CONCUBINATO DE LONGA DURAÇÃO. CONDENAÇÃO A ALIMENTOS [...] PRESERVAÇÃO DA FAMÍLIA X DIGNIDADE E SOLIDARIEDADE HUMANA. SUSTENTO DA ALIMENTANDA PELO ALIMENTANTE POR QUATRO DÉCADAS[...] COMPROVADO RISCO DE DEIXAR DESASSISTIDA PESSOA IDOSA. INCIDÊNCIA DOS PRINCÍPIOS DA DIGNIDADE E SOLIDARIEDADE HUMANAS [...] há de se manter a obrigação de prestação de alimentos a concubina idosa

Concluindo, as decisões proferidas no âmbito da justiça de primeiro grau e nos tribunais, em todo o Brasil, divergem quanto à aplicação da lei e da constituição para conferir ou não direito de pensão, sucessórios e direito quanto à partilha de bens quando da dissolução da relação, muitas vezes equiparando essas relações à sociedade de fato. Dito isso, após os estudos e análises realizadas, antes de qualquer outra discussão, é necessário que esse assunto saia do campo marginal e que se reconheça a presença do concubinato entre as relações sociais e a necessidade de regulamentação para que uma das finalidades do direito seja alcançada: o efetivo alcance da legislação sobre os mais variados conflitos ou inovações sociais, evitando que a relação concubinária esteja julgada apenas por uma visão subjetiva moral, mas que esteja englobada no campo jurídico e alcançada pela igualdade de julgamentos entre os membros sociais. De forma geral, a jurisprudência trata a relação de concubinato como sociedade de fato, retratada no direito obrigacional e não no direito de família, mesmo que a monogamia não seja um princípio constitucional. É necessária uma análise sobre essa linha de visão do sistema judiciário, para que se venha a tratar esse assunto além da visão moral, mas sobre uma perspectiva jurídica sincera e embasada cientificamente.
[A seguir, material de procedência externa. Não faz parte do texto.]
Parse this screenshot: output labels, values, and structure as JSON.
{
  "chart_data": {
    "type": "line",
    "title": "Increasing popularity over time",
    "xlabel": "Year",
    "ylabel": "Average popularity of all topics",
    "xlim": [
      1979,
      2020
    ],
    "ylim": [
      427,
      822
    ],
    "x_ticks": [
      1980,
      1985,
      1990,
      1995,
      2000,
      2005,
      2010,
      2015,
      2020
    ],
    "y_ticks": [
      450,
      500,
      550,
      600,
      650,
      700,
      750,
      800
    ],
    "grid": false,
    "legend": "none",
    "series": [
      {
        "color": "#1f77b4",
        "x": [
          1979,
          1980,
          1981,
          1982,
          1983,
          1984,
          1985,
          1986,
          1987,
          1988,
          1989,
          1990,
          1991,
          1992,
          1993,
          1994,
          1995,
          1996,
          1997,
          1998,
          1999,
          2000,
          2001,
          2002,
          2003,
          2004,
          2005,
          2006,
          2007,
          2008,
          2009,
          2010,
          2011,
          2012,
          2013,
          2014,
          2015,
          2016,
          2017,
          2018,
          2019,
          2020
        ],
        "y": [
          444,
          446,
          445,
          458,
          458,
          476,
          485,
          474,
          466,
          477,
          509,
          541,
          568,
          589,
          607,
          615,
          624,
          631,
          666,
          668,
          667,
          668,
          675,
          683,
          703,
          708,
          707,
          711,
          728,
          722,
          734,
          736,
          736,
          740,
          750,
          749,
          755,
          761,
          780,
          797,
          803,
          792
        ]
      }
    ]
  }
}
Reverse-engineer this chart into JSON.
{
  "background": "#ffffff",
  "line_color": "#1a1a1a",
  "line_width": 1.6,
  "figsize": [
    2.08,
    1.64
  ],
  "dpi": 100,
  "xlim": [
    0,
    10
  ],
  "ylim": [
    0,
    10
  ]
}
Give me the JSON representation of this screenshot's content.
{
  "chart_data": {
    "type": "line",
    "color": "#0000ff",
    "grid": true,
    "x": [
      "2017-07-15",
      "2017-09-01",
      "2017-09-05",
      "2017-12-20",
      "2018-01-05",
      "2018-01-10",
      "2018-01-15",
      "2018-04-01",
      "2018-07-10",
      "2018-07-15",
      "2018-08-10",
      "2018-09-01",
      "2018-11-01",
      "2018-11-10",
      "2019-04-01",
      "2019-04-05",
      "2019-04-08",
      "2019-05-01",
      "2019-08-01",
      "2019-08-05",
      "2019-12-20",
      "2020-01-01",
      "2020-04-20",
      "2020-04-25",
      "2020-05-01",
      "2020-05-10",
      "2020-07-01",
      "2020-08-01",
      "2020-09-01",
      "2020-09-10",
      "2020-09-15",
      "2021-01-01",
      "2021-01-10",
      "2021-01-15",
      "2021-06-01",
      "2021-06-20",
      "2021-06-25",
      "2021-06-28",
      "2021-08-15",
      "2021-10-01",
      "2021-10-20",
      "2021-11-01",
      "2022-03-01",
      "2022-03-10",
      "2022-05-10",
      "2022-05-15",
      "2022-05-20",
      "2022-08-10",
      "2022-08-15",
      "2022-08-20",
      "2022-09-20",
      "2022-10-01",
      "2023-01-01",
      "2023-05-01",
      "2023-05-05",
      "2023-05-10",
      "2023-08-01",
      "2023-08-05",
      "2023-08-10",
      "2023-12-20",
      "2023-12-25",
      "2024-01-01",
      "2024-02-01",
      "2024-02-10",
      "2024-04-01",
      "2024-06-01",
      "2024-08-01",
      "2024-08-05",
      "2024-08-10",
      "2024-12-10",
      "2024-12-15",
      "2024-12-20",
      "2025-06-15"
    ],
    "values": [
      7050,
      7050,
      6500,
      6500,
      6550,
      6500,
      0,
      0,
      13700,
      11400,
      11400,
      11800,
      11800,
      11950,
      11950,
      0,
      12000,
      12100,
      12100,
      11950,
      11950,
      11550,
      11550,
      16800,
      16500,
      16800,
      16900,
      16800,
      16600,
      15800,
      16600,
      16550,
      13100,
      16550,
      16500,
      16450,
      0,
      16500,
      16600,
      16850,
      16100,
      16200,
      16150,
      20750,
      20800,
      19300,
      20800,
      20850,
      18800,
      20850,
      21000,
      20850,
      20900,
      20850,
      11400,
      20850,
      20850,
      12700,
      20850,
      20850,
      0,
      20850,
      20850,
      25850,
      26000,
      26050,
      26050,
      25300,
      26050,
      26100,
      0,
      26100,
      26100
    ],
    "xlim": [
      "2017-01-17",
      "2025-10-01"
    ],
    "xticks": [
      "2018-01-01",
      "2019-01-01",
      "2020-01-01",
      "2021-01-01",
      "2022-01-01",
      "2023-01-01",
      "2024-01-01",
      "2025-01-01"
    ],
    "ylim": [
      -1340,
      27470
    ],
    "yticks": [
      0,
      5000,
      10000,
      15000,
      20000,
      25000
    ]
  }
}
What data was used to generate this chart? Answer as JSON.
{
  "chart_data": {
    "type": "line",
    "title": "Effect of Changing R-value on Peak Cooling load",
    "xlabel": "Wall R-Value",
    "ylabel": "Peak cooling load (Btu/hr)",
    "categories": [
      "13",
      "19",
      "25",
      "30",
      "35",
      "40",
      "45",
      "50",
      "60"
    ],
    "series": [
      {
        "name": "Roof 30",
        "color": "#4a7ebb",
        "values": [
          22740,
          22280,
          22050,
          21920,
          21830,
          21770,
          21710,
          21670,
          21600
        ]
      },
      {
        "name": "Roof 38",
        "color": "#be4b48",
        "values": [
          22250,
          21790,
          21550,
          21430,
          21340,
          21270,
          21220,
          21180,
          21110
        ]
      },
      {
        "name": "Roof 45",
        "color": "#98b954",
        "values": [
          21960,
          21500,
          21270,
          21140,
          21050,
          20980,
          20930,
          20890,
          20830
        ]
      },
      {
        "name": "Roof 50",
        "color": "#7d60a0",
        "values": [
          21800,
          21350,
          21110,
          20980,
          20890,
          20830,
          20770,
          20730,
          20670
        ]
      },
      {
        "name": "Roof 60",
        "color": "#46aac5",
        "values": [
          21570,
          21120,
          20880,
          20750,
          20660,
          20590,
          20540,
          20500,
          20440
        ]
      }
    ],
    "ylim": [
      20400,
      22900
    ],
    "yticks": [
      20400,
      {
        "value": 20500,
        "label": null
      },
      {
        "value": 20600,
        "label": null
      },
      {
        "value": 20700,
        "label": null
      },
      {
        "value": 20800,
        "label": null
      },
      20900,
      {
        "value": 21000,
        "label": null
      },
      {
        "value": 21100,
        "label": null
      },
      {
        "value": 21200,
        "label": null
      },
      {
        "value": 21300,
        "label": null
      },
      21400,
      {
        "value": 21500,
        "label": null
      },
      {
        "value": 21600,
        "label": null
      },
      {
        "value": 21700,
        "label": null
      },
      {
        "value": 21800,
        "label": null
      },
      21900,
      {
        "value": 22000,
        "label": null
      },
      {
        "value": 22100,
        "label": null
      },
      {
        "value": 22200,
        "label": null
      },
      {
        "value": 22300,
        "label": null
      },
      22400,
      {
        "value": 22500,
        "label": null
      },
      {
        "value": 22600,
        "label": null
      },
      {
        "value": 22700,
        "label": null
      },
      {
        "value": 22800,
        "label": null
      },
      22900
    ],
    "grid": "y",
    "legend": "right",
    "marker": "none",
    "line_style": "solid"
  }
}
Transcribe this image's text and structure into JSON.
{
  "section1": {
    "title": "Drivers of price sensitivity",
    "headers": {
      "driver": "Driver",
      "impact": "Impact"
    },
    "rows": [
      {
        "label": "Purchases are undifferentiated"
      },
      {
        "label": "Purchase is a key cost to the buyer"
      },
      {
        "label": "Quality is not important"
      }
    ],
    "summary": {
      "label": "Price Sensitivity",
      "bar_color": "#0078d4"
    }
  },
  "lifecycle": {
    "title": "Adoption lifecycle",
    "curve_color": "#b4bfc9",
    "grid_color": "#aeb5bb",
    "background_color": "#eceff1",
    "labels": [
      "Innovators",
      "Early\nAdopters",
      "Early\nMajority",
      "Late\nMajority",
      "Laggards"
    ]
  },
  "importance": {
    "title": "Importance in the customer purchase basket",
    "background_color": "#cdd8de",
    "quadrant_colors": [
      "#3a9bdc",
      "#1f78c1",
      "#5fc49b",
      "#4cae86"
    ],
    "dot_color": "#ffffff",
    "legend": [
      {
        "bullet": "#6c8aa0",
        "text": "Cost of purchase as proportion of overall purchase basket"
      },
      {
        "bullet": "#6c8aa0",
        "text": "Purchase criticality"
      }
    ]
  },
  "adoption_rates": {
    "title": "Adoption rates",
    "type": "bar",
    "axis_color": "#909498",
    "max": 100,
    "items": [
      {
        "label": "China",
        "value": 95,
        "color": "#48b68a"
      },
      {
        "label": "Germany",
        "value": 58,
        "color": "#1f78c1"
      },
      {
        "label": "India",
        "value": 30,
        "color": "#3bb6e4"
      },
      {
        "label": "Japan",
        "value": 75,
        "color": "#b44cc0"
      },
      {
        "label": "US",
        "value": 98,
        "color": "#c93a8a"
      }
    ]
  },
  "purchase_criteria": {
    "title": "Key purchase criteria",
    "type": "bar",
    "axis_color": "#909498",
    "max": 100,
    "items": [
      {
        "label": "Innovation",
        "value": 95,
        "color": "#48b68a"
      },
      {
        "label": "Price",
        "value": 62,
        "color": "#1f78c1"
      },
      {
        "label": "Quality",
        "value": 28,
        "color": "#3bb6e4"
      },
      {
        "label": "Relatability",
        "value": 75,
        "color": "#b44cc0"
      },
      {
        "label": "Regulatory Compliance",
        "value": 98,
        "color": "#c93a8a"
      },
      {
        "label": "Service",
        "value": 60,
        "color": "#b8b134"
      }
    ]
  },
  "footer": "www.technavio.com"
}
Torna-se evidente que as relações concubinárias devem ser consideradas entidades familiares e efetivamente regulamentadas, para que, assim, saiam do campo da incerteza jurídica. O que se torna essencial, por se tratar de instituto com existência real e comprovada em nosso país, sendo notório que muitas pessoas vivem essa situação de desamparo legal, sofrendo o estigma social da marginalização. Logo, uma possibilidade de solução liga-se ao reconhecimento dessa influência e a busca, partindo desse fato, de ponderá-la de forma a ser mais benéfica à finalidade do direito, desconsiderando a norma pela norma, mas admitindo sua finalidade. Isso posto que, o direito não pode manter-se estático, devendo amoldar-se de acordo com as mudanças sociais, econômicas e políticas, para que a efetividade das normas possa ser alcançada. A devida regulamentação torna-se necessária para que as pessoas não sejam submetidas ao arbítrio de decisões não uniformes.


Referências Bibliográficas

BRASIL. Constituição da República Federativa do Brasil. 34ª ed. São Paulo: Editora Atlas S.A., 2014.

BRASIL. Código Civil Brasileiro (Lei n. 10.406/2002).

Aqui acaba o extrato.